Tuesday, December 4, 2012

Ps. 71.15b-16 (man's works as foil)


Though I do not know / the scribal art
I would come / with an account / of your mighty deeds
O Lord Yhwh
I would commemorate / your righteousness / yours alone. 

God’s ‘mighty deeds’. Here, the psalmist gathers these and “comes with an account”. In God’s presence (presumably in the Temple) he would “commemorate your righteousness”. For the psalmist, the ‘mighty deeds’ of God—those astonishing displays of his powerful righteousness—are perpetual sources of liturgy. They delight him and he knows that God delights in their ‘commemoration’. He frames this ‘coming’ with a rather odd form of abasement: “Though I do not know the scribal art…”. This is odd in that the psalm is obviously well crafted. Indeed, the psalm itself is a type of ‘commemoration’ brought to God. The point, though, seems to be twofold: 1) he will not allow his perceived inability prevent him from offering praise in the Temple; and 2) it points to many stories of saints who attempt to ‘commemorate’ God and yet also have a very deep sense that all of their works are nothing in comparison to what they are contemplating. (One example: Augustine came upon a boy one time who was filling up thimbles of the ocean and pouring them on the sand.  An angel told him that the little boy would have poured out the ocean long before Augustine would have been able to tell what can be said about God. Another: the end of the gospel of John recounts how all the books of the world would not be able to fill everything about Jesus. All of these display these sense of relativizing one’s own work in order to cast a greater light upon what is the object of that work.) There is a sense here that what is praised can be comprehended but not comprehensively grasped.
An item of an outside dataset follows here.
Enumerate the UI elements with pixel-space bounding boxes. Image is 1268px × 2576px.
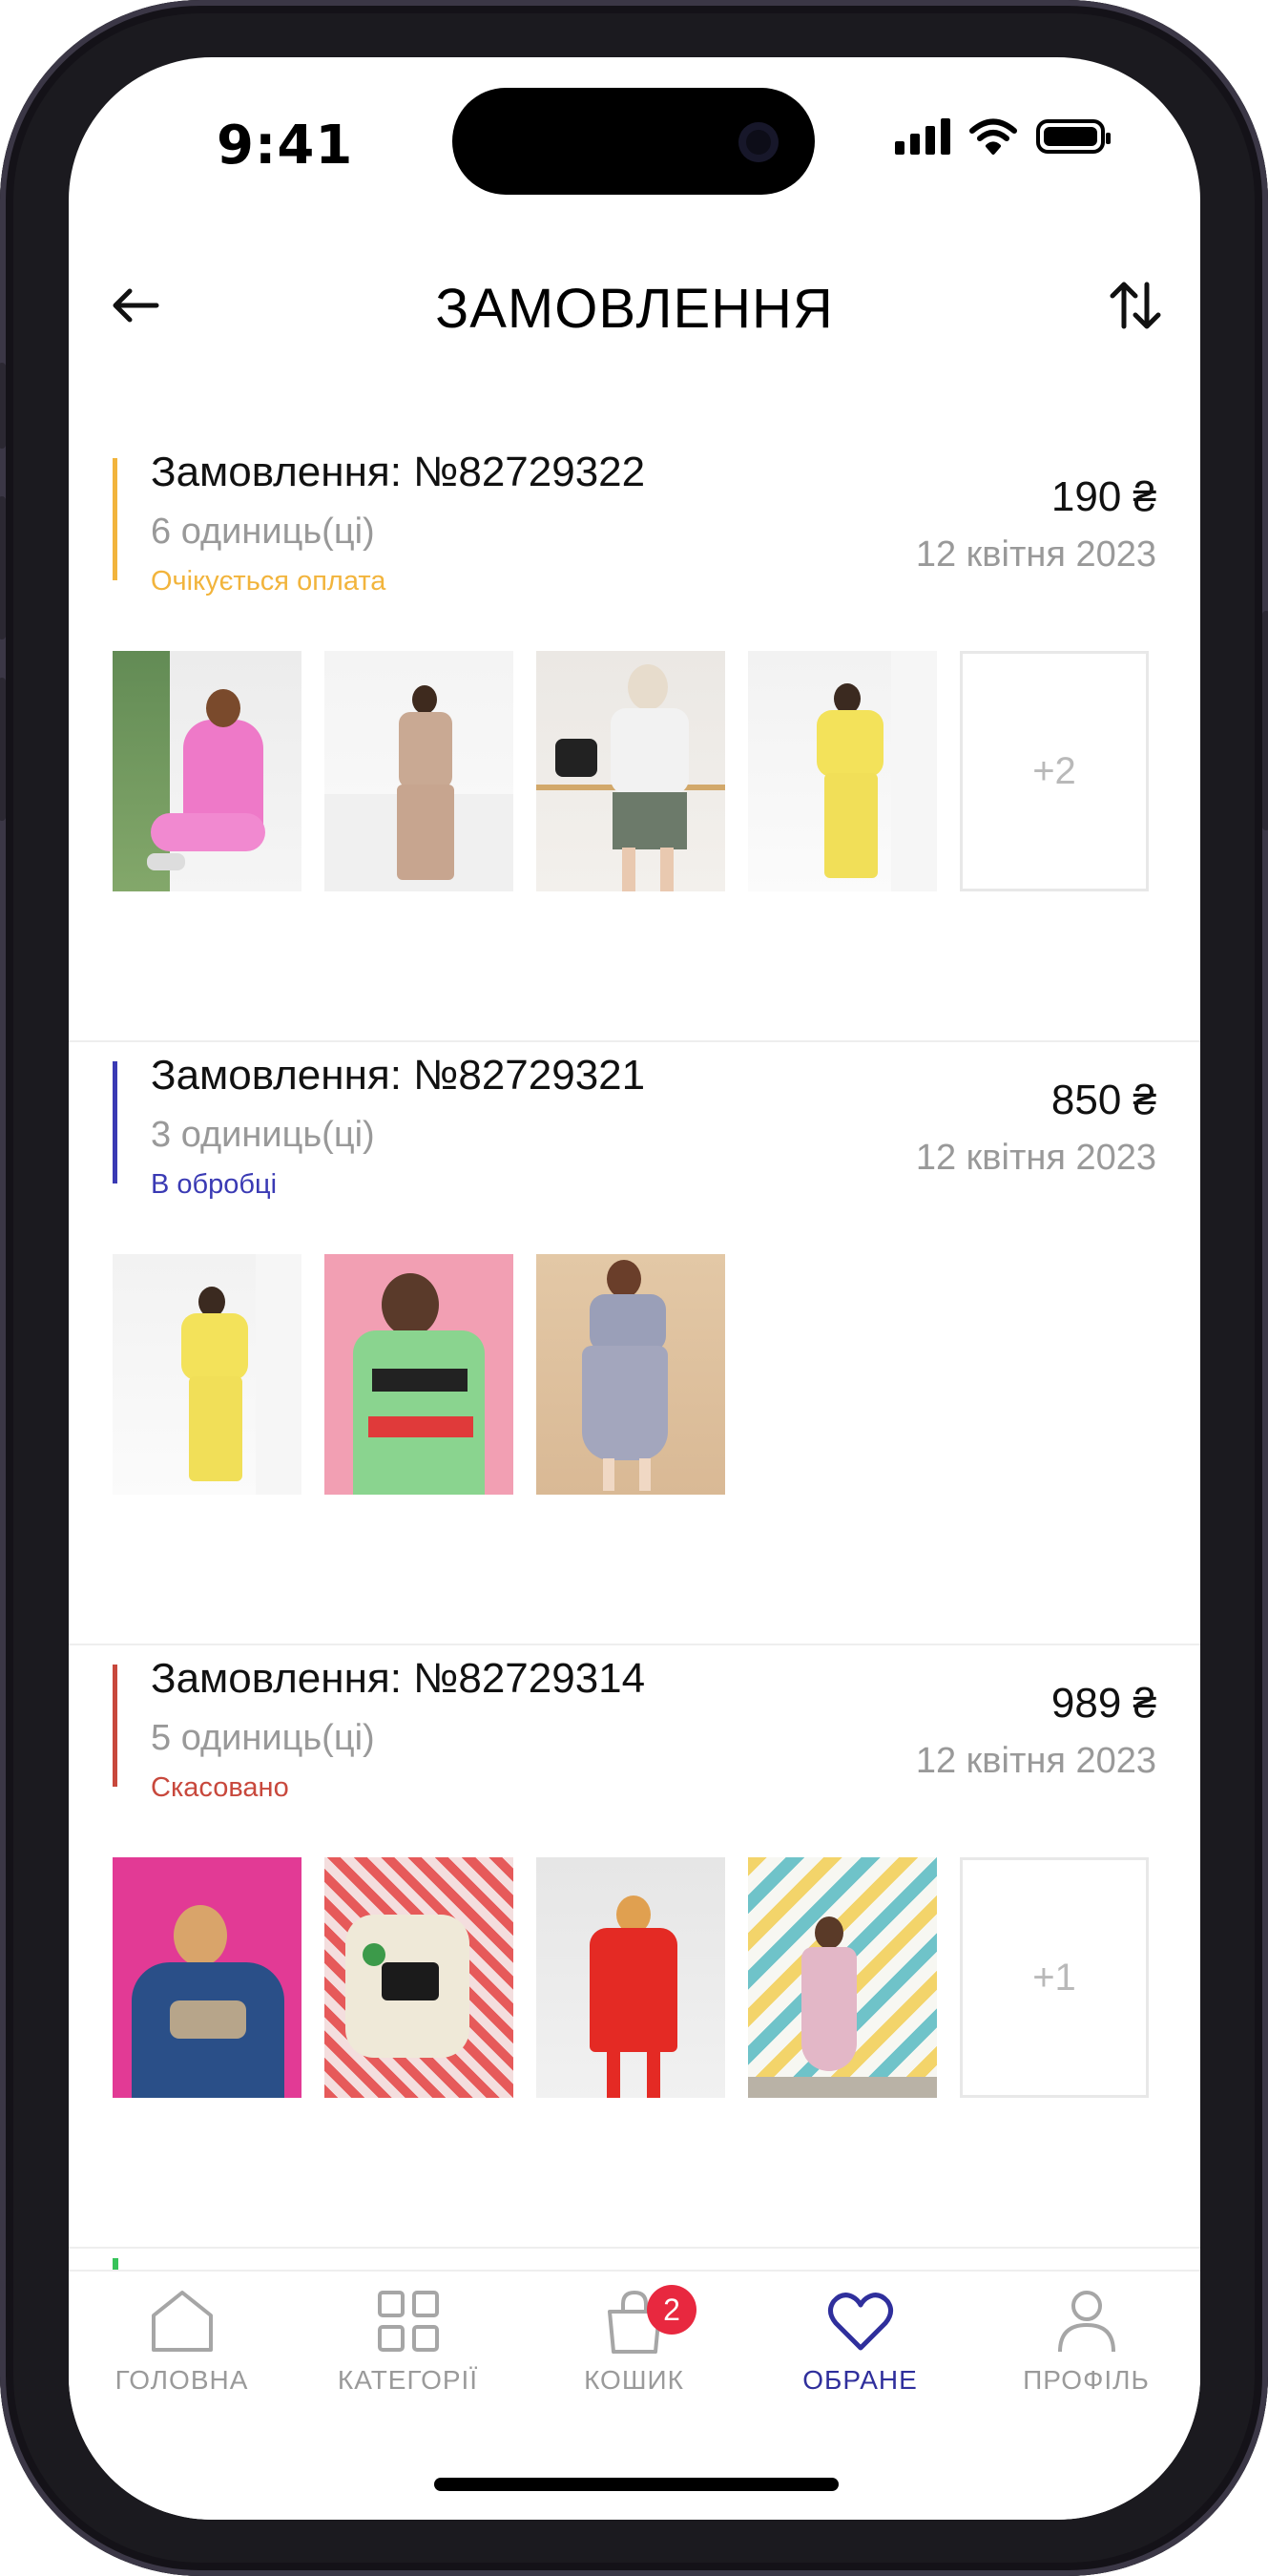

Every act of praise is, in this psalmist’s mind, already a failure—but in that failure it reveals the ever-greater object it praises. The lower his praise is, the brighter God’s righteousness shines. The point is not the nature of the psalmist and his ‘work’ as such, but rather how they operate as a foil to God’s ‘mighty works’.  In other words, the goal is not to denigrate the ‘works’ of man but to elevate the mighty works of God.